Before him stood a trio of women. They were young, richly dressed, and apparently mid-argument. The tallest one had her fist upraised as if to continue pounding.
Barring some massive changes in the British military he’d not heard about, Archer felt fairly certain these were not excise officers.
He dropped his voice, made it smooth and mannered. “Good morning. Are you ladies in need of some assistance?”
The ladies stared blankly at him for a long moment.
Or—no. Perhaps they were staring at the puppy under his arm.
He smiled brilliantly at them and attempted to look as though small dogs were typical accoutrements for Cornish stewards. The projection of confidence, Archer had found, seemed to go a long way toward convincing people that he wasn’t lying through his teeth.
Which he was. Usually.
Finally, the tallest of the ladies—reddish-brown cropped hair, her face scattered with freckles—cleared her throat. “Ah—perhaps. Is this . . . this is Pomeroy House?”
Archer tried not to let his surprise show on his face. He’d supposed these three—with their gowns and hats that probably cost more than his annual salary—were victims of some carriage accident. He’d not imagined they were at the estate on purpose.
“Yes,” he said. “It is.”
As if in punctuation, the puppy in his right pocket finally won her victory over the worn-out fabric. His pocket came free with a sound of tearing, and then he felt the slow drag of the puppy’s nails as she slid down his leg and emerged at the level of his boot.
“Oh,” said one of the ladies faintly. This one looked exquisitely fragile, with black hair and enormous blue-green eyes that Archer imagined had inspired flights of fancy from a whole legion of Byronic suitors.
She glanced from the puppy to the inside of the house. “It’s not quite how I pictured it.”
Archer didn’t have to turn around to know what she meant. The front parlor was home to a vast array of veterinary supplies and also five more dogs.
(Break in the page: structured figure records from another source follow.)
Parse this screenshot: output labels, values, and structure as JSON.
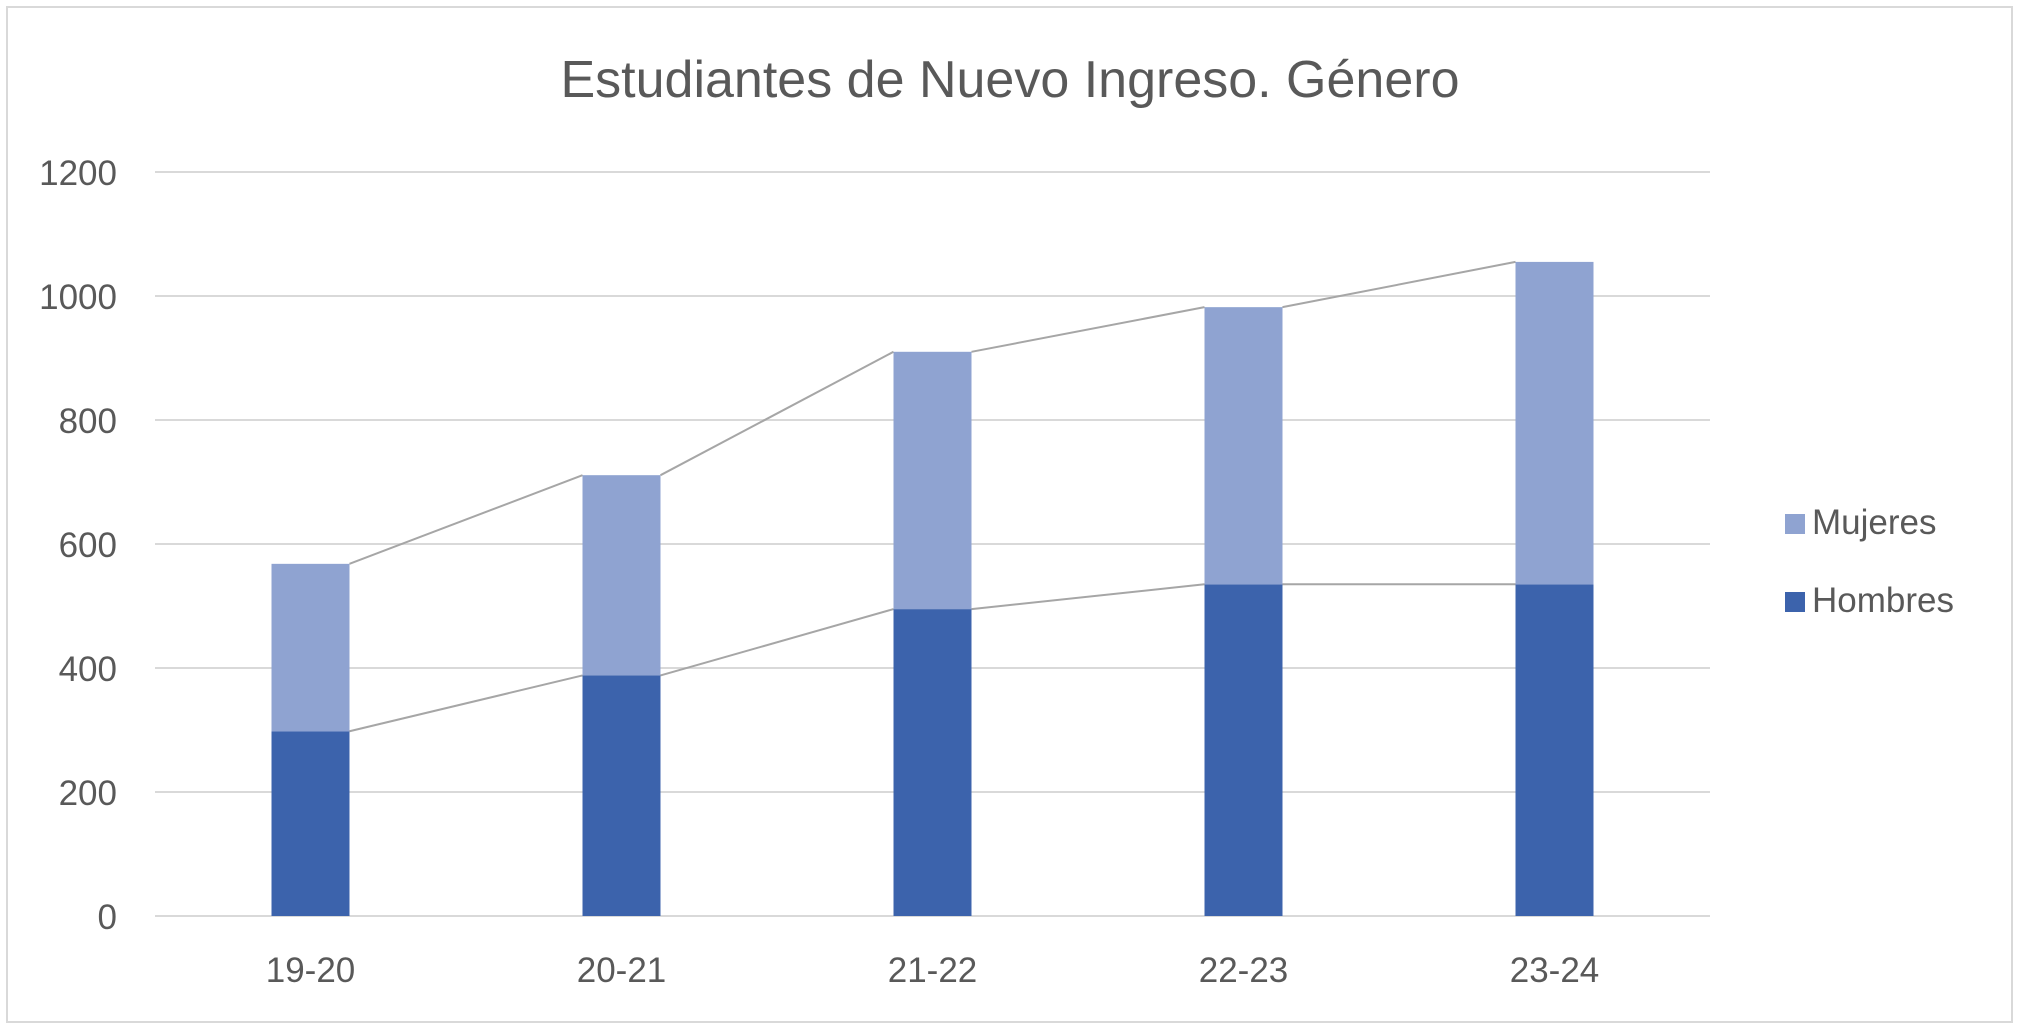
{
  "chart_data": {
    "type": "bar",
    "stacked": true,
    "title": "Estudiantes de Nuevo Ingreso. Género",
    "xlabel": "",
    "ylabel": "",
    "categories": [
      "19-20",
      "20-21",
      "21-22",
      "22-23",
      "23-24"
    ],
    "series": [
      {
        "name": "Hombres",
        "values": [
          298,
          388,
          495,
          535,
          535
        ],
        "color": "#3c63ac"
      },
      {
        "name": "Mujeres",
        "values": [
          270,
          323,
          415,
          447,
          520
        ],
        "color": "#8fa3d1"
      }
    ],
    "ylim": [
      0,
      1200
    ],
    "yticks": [
      "0",
      "200",
      "400",
      "600",
      "800",
      "1000",
      "1200"
    ],
    "grid": true,
    "series_lines": true,
    "legend": "right",
    "colors": {
      "grid": "#d9d9d9",
      "text": "#595959",
      "title": "#595959",
      "connector": "#a6a6a6"
    }
  }
}
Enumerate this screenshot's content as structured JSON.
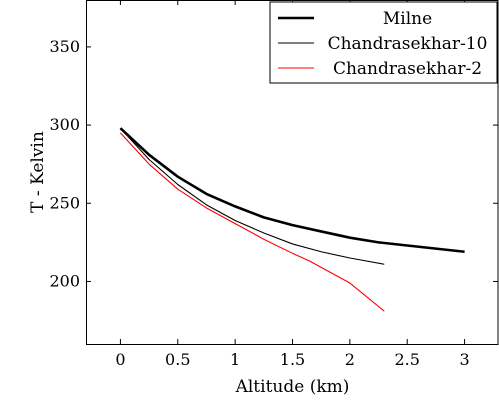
{
  "chart_data": {
    "type": "line",
    "title": "",
    "xlabel": "Altitude (km)",
    "ylabel": "T - Kelvin",
    "xlim": [
      -0.3,
      3.3
    ],
    "ylim": [
      160,
      380
    ],
    "xticks": [
      0,
      0.5,
      1,
      1.5,
      2,
      2.5,
      3
    ],
    "xtick_labels": [
      "0",
      "0.5",
      "1",
      "1.5",
      "2",
      "2.5",
      "3"
    ],
    "yticks": [
      200,
      250,
      300,
      350
    ],
    "ytick_labels": [
      "200",
      "250",
      "300",
      "350"
    ],
    "grid": false,
    "legend_position": "top-right",
    "series": [
      {
        "name": "Milne",
        "color": "#000000",
        "style": "thick",
        "x": [
          0,
          0.25,
          0.5,
          0.75,
          1.0,
          1.25,
          1.5,
          1.75,
          2.0,
          2.25,
          2.5,
          2.75,
          3.0
        ],
        "y": [
          298,
          281,
          267,
          256,
          248,
          241,
          236,
          232,
          228,
          225,
          223,
          221,
          219
        ]
      },
      {
        "name": "Chandrasekhar-10",
        "color": "#000000",
        "style": "thin",
        "x": [
          0,
          0.25,
          0.5,
          0.75,
          1.0,
          1.25,
          1.5,
          1.75,
          2.0,
          2.3
        ],
        "y": [
          298,
          278,
          262,
          249,
          239,
          231,
          224,
          219,
          215,
          211
        ]
      },
      {
        "name": "Chandrasekhar-2",
        "color": "#ff0000",
        "style": "thin",
        "x": [
          0,
          0.25,
          0.5,
          0.75,
          1.0,
          1.25,
          1.5,
          1.65,
          2.0,
          2.3
        ],
        "y": [
          295,
          275,
          259,
          247,
          237,
          227,
          218,
          213,
          199,
          181
        ]
      }
    ]
  }
}
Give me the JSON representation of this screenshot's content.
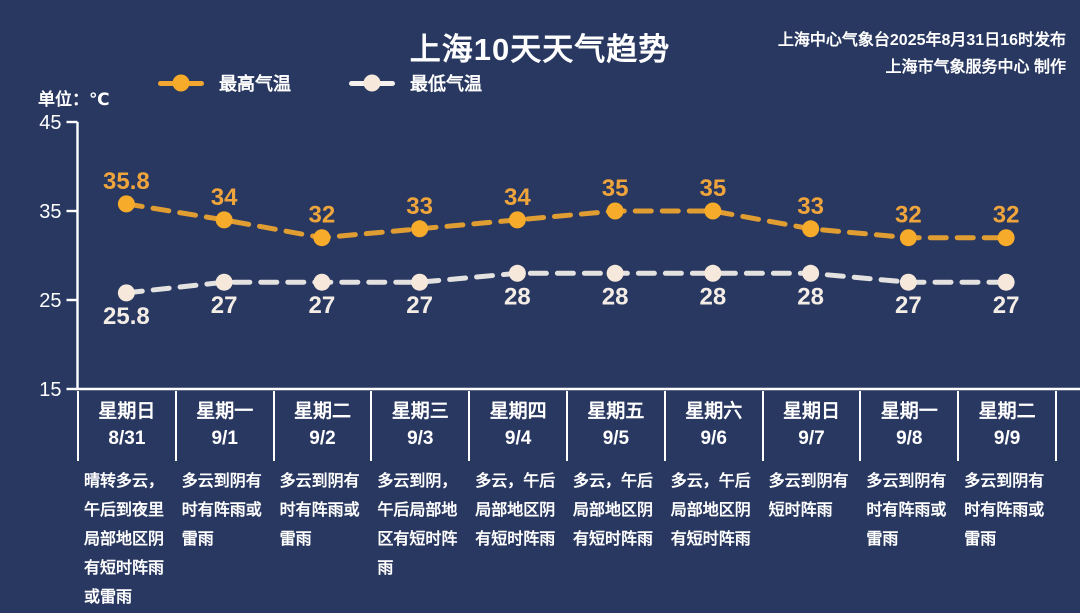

His gaze fell to the final woman. She was considerably shorter than the other two, with buttery-yellow curls beneath a jauntily angled straw hat. Her cheeks were pink, and so was her frock, and her pointed chin lifted as she met his gaze straight on. She was . . .
Archer felt cold wash over him, freezing his legs, rooting him where he stood.
She was The Woman From The Party. The sparkling little confection who had revealed Archer’s Quenby scheme, wrecked six months of his planning, and caused the chain of events that had led to sixteen casks of smuggled wine in his kitchen.
Oh, he thought. Fuck me.
It was due entirely to a lifetime of practice in lying that Archer managed to retain command of his face. He smiled wider even as his brain suggested, Time to run away, you thrice-damned fool.
Instead he said: “How may I assist you?”
The girl’s chin went somehow higher. “I am Lady Ruby Ballimore,” she said, “and these are my companions, Lady Alice Eppington and Miss Tamsin Drake. We are the Princess Serafina’s ladies-in-waiting.”
Archer seemed to take in the words very slowly, as if they were poured through syrup.
The Princess Serafina’s.
Ladies-in-waiting.
“I see,” he choked out. “Welcome. Have you . . . come to view the estate?”
“After a fashion. The Monfalcone ambassador has asked us to reside here. Indefinitely.”
Archer wondered if he was hallucinating.
This was, beyond all shadow of a doubt, the same woman. She had the same fussy white gloves on, with what must be far too many pearl buttons for one woman to manage. She looked precisely as he recalled her: sweet and vaguely edible, until one came to her eyes.
They were gray-blue. Confident. Penetrating. Her gaze seemed to fix him where he stood, and he had the strange sense that this woman could see right through all his layers of falsehoods and charm. All the way down to his guts and his bones and the blackened corners of his too-soft heart.
He had, he realized, lost control of his expression. When the puppy underneath his arm bit him straight through his shirt, he realized he had not moved or spoken in a very long time.
“Lovely,” he croaked, and stepped back to let them in. “Welcome to Pomeroy House.”